Saúde
Ultraprocessados já representam 23% da alimentação no Brasil

O relatório lembra que, após a Segunda Guerra, esses produtos se espalharam entre nações de alta renda, mas se tornaram um fenômeno mundial nos anos 80, impulsionados pela globalização
O consumo de ultraprocessados no Brasil mais que dobrou desde os anos 80. Ele saltou de 10% para 23% da alimentação nacional, revelam artigos publicados por mais de 40 cientistas liderados por pesquisadores da USP.
A série, divulgada pela revista The Lancet, mostra que o fenômeno é mundial. Entre 93 países analisados, 91 registraram aumento no consumo desses produtos industrializados – conhecidos por serem prontos para consumo, muito duráveis e altamente palatáveis.
Nos Estados Unidos, os ultraprocessados já são mais de 60% da dieta. No Reino Unido, a taxa permanece estável em 50%. O Brasil segue tendência de ascensão contínua.
Dados do estudo revelam aumentos expressivos em outras regiões:
Espanha e Coreia do Sul triplicaram o consumo em 30 anos.
China saltou de 3,5% para 10,4%.
Argentina passou de 19% para 29%.
Segundo Carlos Monteiro, pesquisador do Nupens/USP e líder do estudo, esse avanço não é espontâneo:
“O crescimento é impulsionado por grandes corporações, apoiadas por marketing agressivo e lobby político.”
O consumo começa entre pessoas de maior renda e depois se espalha para outros grupos, repetindo um padrão visto globalmente. Porém, cultura também pesa: países ricos como Itália e Grécia mantêm taxas abaixo de 25%, enquanto Canadá chega a 40%.
O relatório lembra que, após a Segunda Guerra, esses produtos se espalharam entre nações de alta renda, mas se tornaram um fenômeno mundial nos anos 80, impulsionados pela globalização.
O avanço dos ultraprocessados acompanha o aumento global de:
obesidade,
diabetes tipo 2,
câncer colorretal,
doenças cardiovasculares e
doenças inflamatórias intestinais.
De 104 estudos analisados, 92 apontaram maior risco de ao menos uma doença crônica em dietas ricas nesses produtos.
O que são ultraprocessados?
A classificação NOVA, criada por pesquisadores brasileiros em 2009, divide alimentos em quatro grupos:
1. In natura ou minimamente processados
Frutas, verduras, carnes, grãos, congelados e alimentos cuja estrutura original é mantida.
2. Ingredientes processados
Subprodutos usados no preparo de refeições: óleo, açúcar, sal.
3. Processados
Alimentos do grupo 1 com ingredientes do grupo 2.
Exemplos: enlatados, pães simples, sucos integrais.
4. Ultraprocessados
Misturas industriais com aditivos químicos que ampliam durabilidade e sabor.
Exemplos: refrigerantes, biscoitos recheados, macarrão instantâneo, snacks saborizados, iogurtes adoçados.
Segundo Monteiro, o processamento deixou de preservar alimentos e passou a criar substitutos com ingredientes baratos e de baixo valor nutricional.
Recomendações dos pesquisadores
O estudo propõe medidas para reduzir o consumo global desses produtos. Entre elas:
1. Rótulos mais claros
Indicação obrigatória de aditivos como corantes e aromatizantes.
2. Proibição em ambientes públicos
Escolas e hospitais não deveriam ofertar ultraprocessados.
O Brasil é citado como exemplo com o PNAE, que determina que 90% dos alimentos servidos sejam frescos ou minimamente processados a partir de 2026.
3. Menos publicidade
Especialmente a voltada ao público infantil.
4. Sobretaxação
Impostos extras sobre ultraprocessados para financiar a distribuição de alimentos frescos a famílias de baixa renda.

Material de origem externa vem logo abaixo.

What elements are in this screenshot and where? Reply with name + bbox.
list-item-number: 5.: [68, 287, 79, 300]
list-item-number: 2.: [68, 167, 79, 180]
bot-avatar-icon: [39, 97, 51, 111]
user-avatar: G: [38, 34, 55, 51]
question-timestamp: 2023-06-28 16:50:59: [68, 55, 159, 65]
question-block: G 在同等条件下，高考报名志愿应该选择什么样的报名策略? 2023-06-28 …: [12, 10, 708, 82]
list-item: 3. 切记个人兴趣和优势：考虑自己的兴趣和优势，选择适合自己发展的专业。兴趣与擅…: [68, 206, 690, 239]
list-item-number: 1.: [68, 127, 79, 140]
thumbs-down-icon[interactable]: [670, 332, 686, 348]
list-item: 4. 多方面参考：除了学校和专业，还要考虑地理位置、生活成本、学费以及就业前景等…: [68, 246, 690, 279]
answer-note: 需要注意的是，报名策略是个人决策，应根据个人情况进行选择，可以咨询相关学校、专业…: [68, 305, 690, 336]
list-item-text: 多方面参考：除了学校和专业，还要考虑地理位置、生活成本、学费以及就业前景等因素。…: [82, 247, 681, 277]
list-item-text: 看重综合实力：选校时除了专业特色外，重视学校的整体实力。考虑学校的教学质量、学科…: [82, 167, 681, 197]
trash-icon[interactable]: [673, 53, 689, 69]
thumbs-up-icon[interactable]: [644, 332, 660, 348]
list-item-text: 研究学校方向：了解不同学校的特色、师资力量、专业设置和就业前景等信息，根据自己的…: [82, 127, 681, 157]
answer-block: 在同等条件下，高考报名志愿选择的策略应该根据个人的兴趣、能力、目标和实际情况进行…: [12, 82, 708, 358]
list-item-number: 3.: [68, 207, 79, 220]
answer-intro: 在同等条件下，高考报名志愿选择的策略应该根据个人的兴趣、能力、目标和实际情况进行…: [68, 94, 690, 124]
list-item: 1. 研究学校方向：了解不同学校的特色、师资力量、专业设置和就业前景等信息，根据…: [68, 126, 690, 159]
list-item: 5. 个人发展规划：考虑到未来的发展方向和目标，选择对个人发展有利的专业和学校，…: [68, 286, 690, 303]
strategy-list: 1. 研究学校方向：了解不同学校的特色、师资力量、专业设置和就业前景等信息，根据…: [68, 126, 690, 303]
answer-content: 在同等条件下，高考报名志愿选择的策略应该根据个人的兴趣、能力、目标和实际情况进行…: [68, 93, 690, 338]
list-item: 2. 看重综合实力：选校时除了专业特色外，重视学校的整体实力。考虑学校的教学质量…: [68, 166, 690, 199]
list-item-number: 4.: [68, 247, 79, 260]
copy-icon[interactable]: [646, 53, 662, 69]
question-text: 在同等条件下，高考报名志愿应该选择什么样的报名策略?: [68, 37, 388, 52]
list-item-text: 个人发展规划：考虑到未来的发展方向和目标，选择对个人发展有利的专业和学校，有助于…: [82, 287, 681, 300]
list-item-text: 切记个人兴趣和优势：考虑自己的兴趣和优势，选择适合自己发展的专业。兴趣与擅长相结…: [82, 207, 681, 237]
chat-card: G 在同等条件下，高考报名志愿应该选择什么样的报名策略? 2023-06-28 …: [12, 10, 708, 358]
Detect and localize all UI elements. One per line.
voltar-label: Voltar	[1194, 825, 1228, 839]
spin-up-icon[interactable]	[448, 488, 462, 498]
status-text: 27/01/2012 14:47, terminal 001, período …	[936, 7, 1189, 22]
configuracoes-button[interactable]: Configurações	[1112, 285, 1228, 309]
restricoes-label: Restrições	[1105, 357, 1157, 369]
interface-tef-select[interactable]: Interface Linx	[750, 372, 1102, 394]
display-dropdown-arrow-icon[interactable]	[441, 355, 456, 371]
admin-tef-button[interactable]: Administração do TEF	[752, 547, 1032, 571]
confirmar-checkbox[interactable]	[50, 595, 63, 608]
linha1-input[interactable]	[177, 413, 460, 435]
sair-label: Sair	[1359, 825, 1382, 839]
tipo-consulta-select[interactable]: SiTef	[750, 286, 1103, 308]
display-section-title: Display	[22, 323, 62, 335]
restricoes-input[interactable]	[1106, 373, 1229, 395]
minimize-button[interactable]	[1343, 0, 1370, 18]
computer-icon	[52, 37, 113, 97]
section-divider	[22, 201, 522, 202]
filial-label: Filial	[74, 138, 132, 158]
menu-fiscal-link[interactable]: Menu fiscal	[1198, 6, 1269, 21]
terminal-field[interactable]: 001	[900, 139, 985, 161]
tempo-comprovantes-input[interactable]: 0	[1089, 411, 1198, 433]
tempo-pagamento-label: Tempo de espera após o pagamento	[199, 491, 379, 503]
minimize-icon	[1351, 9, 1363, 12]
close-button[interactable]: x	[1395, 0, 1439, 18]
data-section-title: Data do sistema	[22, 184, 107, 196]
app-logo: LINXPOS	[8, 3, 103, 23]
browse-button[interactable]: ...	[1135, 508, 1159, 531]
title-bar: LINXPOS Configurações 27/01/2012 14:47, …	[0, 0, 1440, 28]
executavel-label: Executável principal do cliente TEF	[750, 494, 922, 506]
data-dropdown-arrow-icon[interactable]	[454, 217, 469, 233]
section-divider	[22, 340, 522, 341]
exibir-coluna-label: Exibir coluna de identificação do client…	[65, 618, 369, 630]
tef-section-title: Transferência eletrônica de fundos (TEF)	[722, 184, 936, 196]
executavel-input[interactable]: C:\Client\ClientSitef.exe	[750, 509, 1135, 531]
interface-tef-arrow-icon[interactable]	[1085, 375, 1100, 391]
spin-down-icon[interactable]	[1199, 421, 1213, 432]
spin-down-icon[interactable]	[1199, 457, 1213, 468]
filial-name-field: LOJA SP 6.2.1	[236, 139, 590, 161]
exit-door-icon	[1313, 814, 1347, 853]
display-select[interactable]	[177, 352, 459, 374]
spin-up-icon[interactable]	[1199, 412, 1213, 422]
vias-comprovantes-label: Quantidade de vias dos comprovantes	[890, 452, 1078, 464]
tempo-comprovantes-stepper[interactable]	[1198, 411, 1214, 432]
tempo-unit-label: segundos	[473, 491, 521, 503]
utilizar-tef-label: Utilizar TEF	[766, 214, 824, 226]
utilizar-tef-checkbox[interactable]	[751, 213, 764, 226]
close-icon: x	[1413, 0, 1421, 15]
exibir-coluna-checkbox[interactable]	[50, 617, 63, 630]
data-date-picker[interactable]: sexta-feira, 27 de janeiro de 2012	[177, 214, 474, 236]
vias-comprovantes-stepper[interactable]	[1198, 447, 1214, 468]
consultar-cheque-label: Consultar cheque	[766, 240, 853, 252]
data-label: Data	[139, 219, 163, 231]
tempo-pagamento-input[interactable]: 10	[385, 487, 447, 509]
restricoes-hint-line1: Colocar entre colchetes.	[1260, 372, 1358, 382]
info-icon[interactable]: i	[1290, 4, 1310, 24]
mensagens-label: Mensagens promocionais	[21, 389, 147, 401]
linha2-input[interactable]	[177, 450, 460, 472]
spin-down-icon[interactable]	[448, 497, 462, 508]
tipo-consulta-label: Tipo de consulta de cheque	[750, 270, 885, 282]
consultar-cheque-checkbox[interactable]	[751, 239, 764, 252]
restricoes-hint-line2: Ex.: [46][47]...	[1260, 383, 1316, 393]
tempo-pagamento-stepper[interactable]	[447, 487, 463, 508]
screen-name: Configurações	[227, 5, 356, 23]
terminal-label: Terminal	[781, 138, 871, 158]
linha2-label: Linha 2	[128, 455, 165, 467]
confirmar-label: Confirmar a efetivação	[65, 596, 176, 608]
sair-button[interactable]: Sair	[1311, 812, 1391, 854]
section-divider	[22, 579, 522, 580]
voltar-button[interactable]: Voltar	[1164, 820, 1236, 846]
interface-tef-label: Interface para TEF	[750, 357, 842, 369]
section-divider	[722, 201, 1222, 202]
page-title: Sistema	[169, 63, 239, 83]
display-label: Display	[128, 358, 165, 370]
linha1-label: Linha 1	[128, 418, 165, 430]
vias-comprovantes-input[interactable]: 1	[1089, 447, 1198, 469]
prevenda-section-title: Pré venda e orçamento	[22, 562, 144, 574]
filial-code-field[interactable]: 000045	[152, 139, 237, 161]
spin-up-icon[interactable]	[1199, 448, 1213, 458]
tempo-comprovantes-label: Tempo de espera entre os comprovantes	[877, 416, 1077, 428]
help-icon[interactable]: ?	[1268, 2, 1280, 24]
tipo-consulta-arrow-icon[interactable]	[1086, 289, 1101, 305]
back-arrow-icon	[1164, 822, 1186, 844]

Os autores reforçam que a responsabilidade não é individual:
As grandes corporações usam ingredientes baratos, marketing agressivo e embalagens atraentes para moldar hábitos alimentares em escala global.
Com vendas anuais estimadas em US$ 1,9 trilhão, os ultraprocessados formam o setor mais lucrativo da indústria alimentícia.